The gameplay is slow and deliberate—but not boring—requiring precise timings for attacks, movement, and leaps of faith. Flying medusa heads, gargoyles, goblins, dragon skeletons, zombies, undead pirates, vampire bats, and more threaten and attack across stages that evoke the Gothic horror films that I would see years and decades later: a besieged European village, a haunted forest, stone ruins, catacombs, trap-filled dungeons, a ghost ship, and of course Dracula’s castle.
These environments (and many of their hazards) are pulled directly from The Torture Chamber of Dr. Sadism, The Haunted Palace, The Bloody Pit of Horror, the Blind Dead series, the Universal monster films, and of course, Hammer’s Dracula and Frankenstein pictures. When I finally saw these movies as an adult, I realized that it was Castlevania that had first burned these images into my subconscious, giving me the initial visual and thematic vocabulary for one of my preferred styles of horror, a tool set that I would ultimately employ in Project Vampire Killer.

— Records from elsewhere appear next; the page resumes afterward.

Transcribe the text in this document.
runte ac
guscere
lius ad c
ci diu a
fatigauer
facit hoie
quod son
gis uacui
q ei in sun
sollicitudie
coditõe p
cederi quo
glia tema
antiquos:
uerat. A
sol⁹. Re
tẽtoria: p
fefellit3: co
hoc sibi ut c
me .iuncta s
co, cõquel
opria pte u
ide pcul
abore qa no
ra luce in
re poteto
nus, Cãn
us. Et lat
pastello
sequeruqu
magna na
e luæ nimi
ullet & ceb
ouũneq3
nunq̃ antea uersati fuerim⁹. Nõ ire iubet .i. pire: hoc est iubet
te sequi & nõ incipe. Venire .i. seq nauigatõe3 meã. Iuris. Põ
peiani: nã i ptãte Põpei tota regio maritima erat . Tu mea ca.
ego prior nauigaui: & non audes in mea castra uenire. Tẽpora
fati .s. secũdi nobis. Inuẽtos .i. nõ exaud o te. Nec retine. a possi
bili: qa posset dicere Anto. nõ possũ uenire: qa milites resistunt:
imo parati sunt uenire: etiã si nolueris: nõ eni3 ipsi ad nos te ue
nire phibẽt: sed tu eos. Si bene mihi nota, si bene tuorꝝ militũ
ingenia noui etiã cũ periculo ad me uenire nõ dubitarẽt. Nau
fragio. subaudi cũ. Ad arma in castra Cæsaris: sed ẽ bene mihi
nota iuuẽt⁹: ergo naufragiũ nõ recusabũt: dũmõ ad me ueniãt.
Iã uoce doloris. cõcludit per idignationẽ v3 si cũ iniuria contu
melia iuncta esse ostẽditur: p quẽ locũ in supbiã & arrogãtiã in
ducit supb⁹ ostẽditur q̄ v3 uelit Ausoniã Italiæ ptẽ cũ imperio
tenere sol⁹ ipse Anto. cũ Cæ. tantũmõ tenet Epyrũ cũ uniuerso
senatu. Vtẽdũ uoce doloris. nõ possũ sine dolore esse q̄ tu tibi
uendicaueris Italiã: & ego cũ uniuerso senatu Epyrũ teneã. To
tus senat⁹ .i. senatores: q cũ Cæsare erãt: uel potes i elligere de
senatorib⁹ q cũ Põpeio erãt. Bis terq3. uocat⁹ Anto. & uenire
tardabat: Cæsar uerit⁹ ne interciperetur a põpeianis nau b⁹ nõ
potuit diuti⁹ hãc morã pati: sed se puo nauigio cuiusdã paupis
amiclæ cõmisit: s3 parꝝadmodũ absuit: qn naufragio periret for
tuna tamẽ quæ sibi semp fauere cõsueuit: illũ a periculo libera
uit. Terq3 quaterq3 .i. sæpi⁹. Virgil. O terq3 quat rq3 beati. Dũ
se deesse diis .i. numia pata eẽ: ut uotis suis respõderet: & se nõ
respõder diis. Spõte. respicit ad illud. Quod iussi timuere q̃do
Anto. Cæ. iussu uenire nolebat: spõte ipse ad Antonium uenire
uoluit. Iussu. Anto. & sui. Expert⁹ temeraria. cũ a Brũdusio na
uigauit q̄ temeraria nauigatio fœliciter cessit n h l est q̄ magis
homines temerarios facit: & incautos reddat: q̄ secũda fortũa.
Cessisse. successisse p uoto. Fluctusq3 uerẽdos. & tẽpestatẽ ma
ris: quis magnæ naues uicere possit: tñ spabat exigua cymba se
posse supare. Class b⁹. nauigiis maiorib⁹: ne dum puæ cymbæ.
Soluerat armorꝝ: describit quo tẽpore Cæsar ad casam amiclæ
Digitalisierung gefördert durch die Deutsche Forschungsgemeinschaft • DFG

That the game was far too challenging for me as a kid was an issue, of course, but passwords, the extra lives code (“HELP ME”), and extreme boredom helped me stick with the game, even if I did not beat it until I was an adult. With the release of the Castlevania Anniversary Collection on all major gaming platforms, I’ve played through the game multiple times, only using save states to record my progress between levels, and not to mitigate the consequences of losing a life. Playing the game with only the lives and continues the game offers is a satisfying experience—you actually get better at the game, rather than relying on experience points and stat buffs to brute force your way forward. I would however recommend that players start with the Japanese version, Akumajō Densetsu, as it is balanced better, less frustrating to play, uncensored, and has a stronger soundtrack. (It is also included in the Castlevania Anniversary Collection.)
Super Castlevania IV came next, and was a step forward in graphics and gameplay, but only featured one character and no branching paths. It remains a personal favorite, as does the original Castlevania, Castlevania: Bloodlines for the Sega Genesis, and Rondo of Blood that capped off the traditional side-scrolling era of the franchise. Symphony of the Night would emerge as a remix of that classic formula, expanding upon the mechanics first introduced in Castlevania II: Simon’s Quest but delivering on their promise through refined design and the incredible audio and graphics capabilities of the Sony PlayStation.
What followed was an age of “metroidvania” style action-RPGs that did not, for me, live up to the dark, challenging, more straightforward, Gothic horror of the original games. I never played the reboot series, and the “spiritual successor” Bloodstained series strays too far from those Gothic roots into overwrought anime design for my tastes (although the Ritual of the Moon subseries has some great platforming action more in line with Castlevania III). Bloodborne is the closest thing we have to a contemporary Castlevania game, taking the inspiration the series provided to Dark Souls’ gameplay and running full bore into Gothic (and cosmic!) horror territory.
Castlevania III helped ignite in me an appreciation for Gothic horror tropes and imagery well before I ever encountered the source material that inspired it. I did not have anyone to show me the way, until Hitoshi Akamatsu and his team at Konami came along, delivering a game that would help shape my taste in culture, film, and literature for decades to come. Project Vampire Killer references the iconography and themes of Castlevania, and had I not played Dracula's Curse when I was younger, I doubt the book would exist at all.